I stare into his eyes. They are kind—pale blue with errant flecks of brown dancing around the pupils. The truth is that there are so many things to do. And there is an overwhelming number of calls to make. I imagine breaking the news to all the people who loved James. I’ll dial their numbers, then lean my head against the cold granite in the kitchen as they cry, in the same desperate, unbelieving way I haven’t, but eventually will. Oh, how I will.

And of course, there are so many questions. But I only have the strength to ask the cop with the kind eyes the most important one.

“What the hell was my husband doing in Maui?”





CHAPTER THREE


JACKS—AFTER

It’s ridiculous how your life doesn’t need your permission to turn upside down. You think you have it under control. That you’re good at handling the colossal disappointments: the ticket for the illegal U-turn, the late fee on your credit card that sends your APR through the roof, the dry cleaner’s fuckup. Okay, maybe you weren’t so good at dealing with that last one and would probably take back that terrible Yelp review you wrote. They’d refused to admit to ripping your favorite black pants that made your legs appear longer and leaner. You’d never find another pair that slimmed you that way again. It was a tragedy.

But then your husband dies, and you think how you’d beg for the apocalypse of the torn pants. Because now it’s your life that has ripped apart at the seams you thought were so tightly sewn.

I’ve been binge watching Shark Tank because I can’t sleep. And it reminds me of James—he’d always wanted to invent the next great thing. When the smug college freshman turns down Mr. Wonderful’s fifty-thousand-dollar offer for his pointless collapsible hangers, I want to tell the kid that life is short. To take the damn deal. That he’ll never miss the 5 percent of equity he’s hanging on to like a life raft. James would have said yes, wrapped Mr. Wonderful in a tight bear hug, and thrown the hangers into the air in celebration while all the sharks erupted in laughter. James charmed people in the same way he took a deep breath: easily and without much thought.

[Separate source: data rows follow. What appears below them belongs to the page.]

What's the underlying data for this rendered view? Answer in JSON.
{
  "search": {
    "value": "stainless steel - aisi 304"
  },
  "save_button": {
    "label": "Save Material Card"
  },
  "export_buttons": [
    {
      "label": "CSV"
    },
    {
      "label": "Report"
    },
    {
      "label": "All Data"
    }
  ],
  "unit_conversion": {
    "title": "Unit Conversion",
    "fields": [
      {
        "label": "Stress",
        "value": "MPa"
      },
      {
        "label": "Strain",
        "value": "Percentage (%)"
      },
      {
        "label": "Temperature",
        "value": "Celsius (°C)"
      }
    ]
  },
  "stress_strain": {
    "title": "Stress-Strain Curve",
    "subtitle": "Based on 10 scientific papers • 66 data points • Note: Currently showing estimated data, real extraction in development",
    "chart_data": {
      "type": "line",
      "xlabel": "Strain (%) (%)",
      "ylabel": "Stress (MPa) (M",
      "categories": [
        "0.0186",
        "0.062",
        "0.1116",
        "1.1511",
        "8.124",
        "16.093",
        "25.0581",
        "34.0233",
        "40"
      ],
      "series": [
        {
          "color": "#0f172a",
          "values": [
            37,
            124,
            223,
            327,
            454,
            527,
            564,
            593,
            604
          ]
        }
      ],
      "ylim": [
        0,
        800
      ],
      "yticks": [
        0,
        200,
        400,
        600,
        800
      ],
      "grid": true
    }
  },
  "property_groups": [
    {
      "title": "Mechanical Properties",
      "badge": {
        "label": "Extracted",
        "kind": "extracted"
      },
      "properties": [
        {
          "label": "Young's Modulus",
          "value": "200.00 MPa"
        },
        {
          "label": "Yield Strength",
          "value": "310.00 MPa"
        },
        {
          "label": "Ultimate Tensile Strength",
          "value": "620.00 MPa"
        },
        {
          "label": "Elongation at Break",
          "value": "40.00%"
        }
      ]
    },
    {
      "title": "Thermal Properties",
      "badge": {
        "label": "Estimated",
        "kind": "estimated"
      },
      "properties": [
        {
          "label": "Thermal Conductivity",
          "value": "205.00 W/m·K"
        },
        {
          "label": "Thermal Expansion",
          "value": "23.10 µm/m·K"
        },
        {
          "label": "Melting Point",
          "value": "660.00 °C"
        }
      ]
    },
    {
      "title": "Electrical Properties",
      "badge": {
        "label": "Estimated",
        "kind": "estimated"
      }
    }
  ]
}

Every day since James’s memorial two weeks ago—still a blur of dark suits and tearstained faces—has started the same way. I haul myself out of bed a little after 10:30 a.m., the haze of the sleeping pill I took the night before still lingering. I pour a cup of dark coffee, add three lumps of sugar, turn on my laptop, and wait for the numbers on the digital clock to hit eleven—eight in Maui. I picture Officer Keoloha staring at his phone as it rings. I know from my Google Images search that he has a round face, thick brown hair speckled with gray, and a wide inviting smile. I can imagine his jolly expression shifting when my 949 area code illuminates on his caller ID and he debates sending me to voice mail. To his credit, he never does.